- Film Poster
- Directed by: Srikantan Anand
- Written by: Srikantan Anand
- Produced by: Grace Jayanthi Rani JP Amalan JP Alex
- Starring: Vetri Anu Sithara Smruthi Venkat
- Cinematography: Vikram Mohan
- Edited by: Prakash Mabbu
- Music by: Ron Ethan Yohann
- Production company: Golden Star Productions Pvt Ltd
- Release date: 26 November 2021;
- Country: India
- Language: Tamil

= Vanam =

2021 Tamil film

Vanam is a 2021 Indian Tamil-language action thriller film directed by Srikantan Anand and produced by Golden Star Productions Pvt Ltd.
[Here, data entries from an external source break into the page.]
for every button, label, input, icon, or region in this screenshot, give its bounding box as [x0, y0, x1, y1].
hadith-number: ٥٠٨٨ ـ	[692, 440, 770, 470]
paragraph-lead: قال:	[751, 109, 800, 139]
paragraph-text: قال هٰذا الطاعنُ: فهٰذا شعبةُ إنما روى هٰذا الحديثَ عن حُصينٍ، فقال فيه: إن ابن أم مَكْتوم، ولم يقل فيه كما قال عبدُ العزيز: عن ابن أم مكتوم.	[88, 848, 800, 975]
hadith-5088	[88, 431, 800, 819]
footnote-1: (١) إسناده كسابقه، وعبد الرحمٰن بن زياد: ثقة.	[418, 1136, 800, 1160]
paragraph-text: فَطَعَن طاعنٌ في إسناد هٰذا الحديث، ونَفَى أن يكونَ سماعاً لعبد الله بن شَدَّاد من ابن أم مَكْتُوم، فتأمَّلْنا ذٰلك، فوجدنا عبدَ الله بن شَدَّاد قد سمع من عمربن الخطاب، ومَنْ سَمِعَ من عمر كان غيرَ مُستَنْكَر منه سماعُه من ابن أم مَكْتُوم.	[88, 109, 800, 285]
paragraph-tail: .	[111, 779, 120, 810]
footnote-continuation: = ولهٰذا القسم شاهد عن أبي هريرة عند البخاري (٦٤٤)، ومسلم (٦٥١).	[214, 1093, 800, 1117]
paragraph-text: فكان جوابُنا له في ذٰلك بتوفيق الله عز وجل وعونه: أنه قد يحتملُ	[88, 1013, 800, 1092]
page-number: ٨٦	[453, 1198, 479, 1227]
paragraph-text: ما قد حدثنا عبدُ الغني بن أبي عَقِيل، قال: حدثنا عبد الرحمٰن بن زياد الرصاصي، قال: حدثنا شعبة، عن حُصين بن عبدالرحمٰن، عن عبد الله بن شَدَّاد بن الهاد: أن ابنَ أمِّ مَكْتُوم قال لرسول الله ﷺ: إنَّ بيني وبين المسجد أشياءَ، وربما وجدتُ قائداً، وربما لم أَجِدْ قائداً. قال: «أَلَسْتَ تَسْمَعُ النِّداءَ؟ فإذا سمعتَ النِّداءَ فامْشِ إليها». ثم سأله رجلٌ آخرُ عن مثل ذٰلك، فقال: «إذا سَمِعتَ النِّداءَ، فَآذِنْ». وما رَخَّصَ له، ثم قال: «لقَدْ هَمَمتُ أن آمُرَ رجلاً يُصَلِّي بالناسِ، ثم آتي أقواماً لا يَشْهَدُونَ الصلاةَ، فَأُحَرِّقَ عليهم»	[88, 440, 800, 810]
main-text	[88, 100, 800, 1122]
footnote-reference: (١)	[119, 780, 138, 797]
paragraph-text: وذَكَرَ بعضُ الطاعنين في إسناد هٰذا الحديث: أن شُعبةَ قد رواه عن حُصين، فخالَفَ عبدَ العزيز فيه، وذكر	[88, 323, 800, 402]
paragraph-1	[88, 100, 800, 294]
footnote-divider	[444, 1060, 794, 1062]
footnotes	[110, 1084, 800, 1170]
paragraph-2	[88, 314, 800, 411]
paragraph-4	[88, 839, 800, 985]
The film stars Vetri, Anu Sithara and Smruthi Venkat in the lead roles, and the music is composed by Ron Ethan Yohann. The film released theatrically on 26 November 2021.

== Synopsis ==
An art college student, with the help of a documentary filmmaker, tries to find the reasons behind the mysterious deaths of the people who have stayed in a hostel room.

== Cast ==
- Vetri as Magizh
- Anu Sithara as Malli
- Smruthi Venkat as Jasmine
- Azhagam Perumal
- Vela Ramamoorthy
- Ravi Venkatraman

==Soundtrack==

The soundtrack and score was composed by Ron Ethan Yohann.

Track listing
| No. | Title | Lyrics | Singer(s) | Length |
|---|---|---|---|---|
| 1. | "Kaatrile Mudhal Isai" | S. Gnanakaravel | Ron Ethan Yohann, Shweta Mohan | 05:45 |

== Reception ==
The Times of India gave the film a rating of 2.5 out of 5 and wrote, "Vanam is a run-of-the-mill horror thriller." Bharat Kumar of News Today wrote, "Vanam is a movie that manages a decent watch. Good writing is the key." Sify called it a "run of the mill thriller" and "yet another horror-thriller in Tamil cinema with an earnest flashback episode", rating it 2 out of 5.